S'agissant d'une procédure de réhabilitation d'un ancien site industriel, le projet a consisté à garantir le maintien de la faune et de la flore présentes sur le site et à améliorer la sécurité de ce dernier, qui avait malheureusement enregistré plusieurs accidents mortels ces dernières années. La zone naturelle d'intérêt écologique faunistique et floristique, la ZNIEFF, située à proximité du site a également été prise en compte, notamment pour éviter son enclavement et sa dégradation comme c'est le cas actuellement.

L'instruction du dossier au titre de la police de l'eau visait à apporter des garanties concernant notamment l'impact du projet sur les nappes phréatiques et les eaux superficielles, sur le plan qualitatif et quantitatif – plusieurs études ont été réalisées afin de mieux prendre en compte le fonctionnement hydrologique du lac et des captages les plus proches – ; le milieu aquatique et son écosystème – un inventaire faunistique et floristique a été demandé avant tout commencement du remblaiement – ; enfin, la prise en compte du lac dans les phénomènes de crues – ce lac n'est pas inscrit dans le plan de prévention des risques d'inondation.

Aussi, l'arrêté d'autorisation au titre de la police de l'eau prévoit des prescriptions obligatoires afin de limiter l'incidence du projet. Cette autorisation ayant été annulée par le tribunal administratif de Cergy-Pontoise, les services de l'État ont récemment fait appel et ont formé un pourvoi en cassation, car ils estiment que le projet présenté par la société Valoise respecte la réglementation en vigueur et permet la mise en sécurité du site tout en restant compatible avec les enjeux de préservation de la biodiversité locale. Il est nécessaire de rappeler que les services d'État interviennent ici au titre du respect du droit et non en opportunité pour favoriser telle ou telle opération.

Toutefois, il convient d'attirer votre attention sur le fait que les services de notre ministère restent ouverts à l'examen de tout projet alternatif que porteraient les collectivités locales en accord avec le propriétaire du site et qui garantirait la mise en sécurité et la préservation du site.

M. le président. La parole est à Mme Alima Boumediene-Thiery.

Mme Alima Boumediene-Thiery. Monsieur le secrétaire d'État, je reviendrai brièvement sur trois points.
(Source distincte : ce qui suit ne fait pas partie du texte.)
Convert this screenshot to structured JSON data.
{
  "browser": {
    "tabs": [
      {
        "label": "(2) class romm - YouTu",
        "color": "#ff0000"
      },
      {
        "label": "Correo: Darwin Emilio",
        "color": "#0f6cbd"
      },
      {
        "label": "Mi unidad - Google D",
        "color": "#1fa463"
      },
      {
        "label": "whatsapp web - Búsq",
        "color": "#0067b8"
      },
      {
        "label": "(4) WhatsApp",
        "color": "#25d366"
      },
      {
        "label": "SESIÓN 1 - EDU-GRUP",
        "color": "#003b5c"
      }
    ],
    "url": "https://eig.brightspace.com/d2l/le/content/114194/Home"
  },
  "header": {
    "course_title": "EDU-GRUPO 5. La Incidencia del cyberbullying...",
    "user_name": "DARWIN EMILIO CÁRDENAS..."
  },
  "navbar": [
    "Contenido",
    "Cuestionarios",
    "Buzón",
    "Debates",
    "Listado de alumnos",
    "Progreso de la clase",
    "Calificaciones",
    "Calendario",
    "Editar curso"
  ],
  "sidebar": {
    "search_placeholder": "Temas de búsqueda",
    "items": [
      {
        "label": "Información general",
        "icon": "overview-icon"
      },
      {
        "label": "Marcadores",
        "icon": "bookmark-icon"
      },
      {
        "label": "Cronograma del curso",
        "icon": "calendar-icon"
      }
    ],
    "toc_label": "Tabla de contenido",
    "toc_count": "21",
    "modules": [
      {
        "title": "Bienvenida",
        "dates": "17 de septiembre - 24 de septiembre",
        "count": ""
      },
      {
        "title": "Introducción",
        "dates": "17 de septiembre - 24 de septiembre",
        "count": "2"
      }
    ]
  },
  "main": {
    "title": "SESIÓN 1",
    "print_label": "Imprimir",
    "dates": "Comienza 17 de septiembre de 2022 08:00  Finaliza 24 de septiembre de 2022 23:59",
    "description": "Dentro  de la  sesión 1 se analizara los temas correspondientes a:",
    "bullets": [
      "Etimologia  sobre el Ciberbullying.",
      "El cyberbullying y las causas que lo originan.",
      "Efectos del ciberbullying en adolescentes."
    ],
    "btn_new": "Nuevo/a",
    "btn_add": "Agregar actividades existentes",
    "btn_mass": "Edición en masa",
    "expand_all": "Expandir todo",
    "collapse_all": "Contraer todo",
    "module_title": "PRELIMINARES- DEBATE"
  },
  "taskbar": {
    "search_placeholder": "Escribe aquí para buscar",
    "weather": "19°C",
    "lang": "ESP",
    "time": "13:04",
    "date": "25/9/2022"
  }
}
D'abord, la remise en état du site qui était proposée à la société privée n'a malheureusement pas eu lieu. La destruction et les dégradations résultent donc de la transformation du site en décharge et non de sa remise en état telle qu'elle était prévue dans le contrat.

Ensuite, pour les études, le Conseil d'État affirme que l'étude d'impact est insuffisante dès lors qu'elle ne comporte aucun diagnostic de l'état du fond du lac et que l'inventaire exclut toute la biodiversité : les insectes, les poissons, les algues, les espèces floristiques et aquatiques.

Enfin, monsieur le secrétaire d'État, vous évoquez les atteintes à l'économie locale. Aujourd'hui, elles sont inexistantes, puisque ce projet n'est toujours pas mis en œuvre.